Data, Writing, and Time

Handwriting is a funny thing. When I think back to those early days of school and all those lined sheets where we would write out our A’s our cursive capital Q’s and eventually sentences - I remember getting the paper back. In my memory it was often filled with small little circles where I had crossed the line or mis-shaped a curve in my haste to finish and get back to the fun part of school - reading and racing to be the first one done with sum tables so I could draw castles on the back.

Yet that is the foundation of all my writing. All the essays, emails, blogs, articles, odd notes, love notes, poems, reminders, and more all trace back to repeated tracing of D’Nealian workbooks. My handwriting is a foundation of my data.

Data is a funny word. It’s all around us, stored about us or by us, we give consent to its use when we use a website, we are taught about its implications and its uses. Data is from a latin word. It can be translated - given things, or gifts. Data is a gift.

Now if data is a gift that has some implications. The largest one is that data is not something that originates with us. You could say that if we’re following this entomological rabbit hole that is is inherited.I went down a rabbit hole after writing this sentence where I Iearned that the first known English use of the word data is by a Royalist minister named Henry Hammond during the time of the English Civil War. Although given we live in a data-driven world it seems that far too little has been written about this connection.

One of the things that is inherited about data is its forms and standards. I had little choice in the type of handwriting I was taught. We also are given most of the forms we use to store data today. Whether that’s UTF-8 or the annoying HEIC, iPhone photo format that never seems to open on my Windows work computer when I’m trying to attach a receipt to an expense report. The data we work with, collect, and attach to forms is in a received format — and often those received formats are…frustrating.The history of how we store text digitally is so fascinating.

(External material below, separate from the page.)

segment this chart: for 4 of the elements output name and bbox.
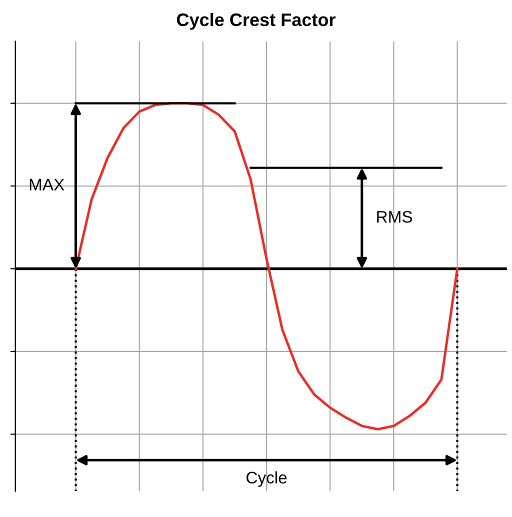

There’s many interesting videos on this but this one sticks with me as a good introduction: Computers, Symbols and the Unicode - Computerphile

The data we receive is tangled over a long history that predates even the first usage of the word data in a theological treatise in the 1646.The best source on this I found was this article by Daniel Rosenberg. And we leave a tangled web of data in our wake — filesystems we’re going to organize eventually, emails filled with advertisements and precious notes from dead grandparents, the W2s we meant to scan but stay in that filing cabinet, and not to mention our library of photo memories.

And eventually all of our data are gifts for somebody else to sort through, pick up and wonder what it was for, or to throw away. And like many things we are given by those who came before us, they are often at their best a bit of a glorious, mixed bag.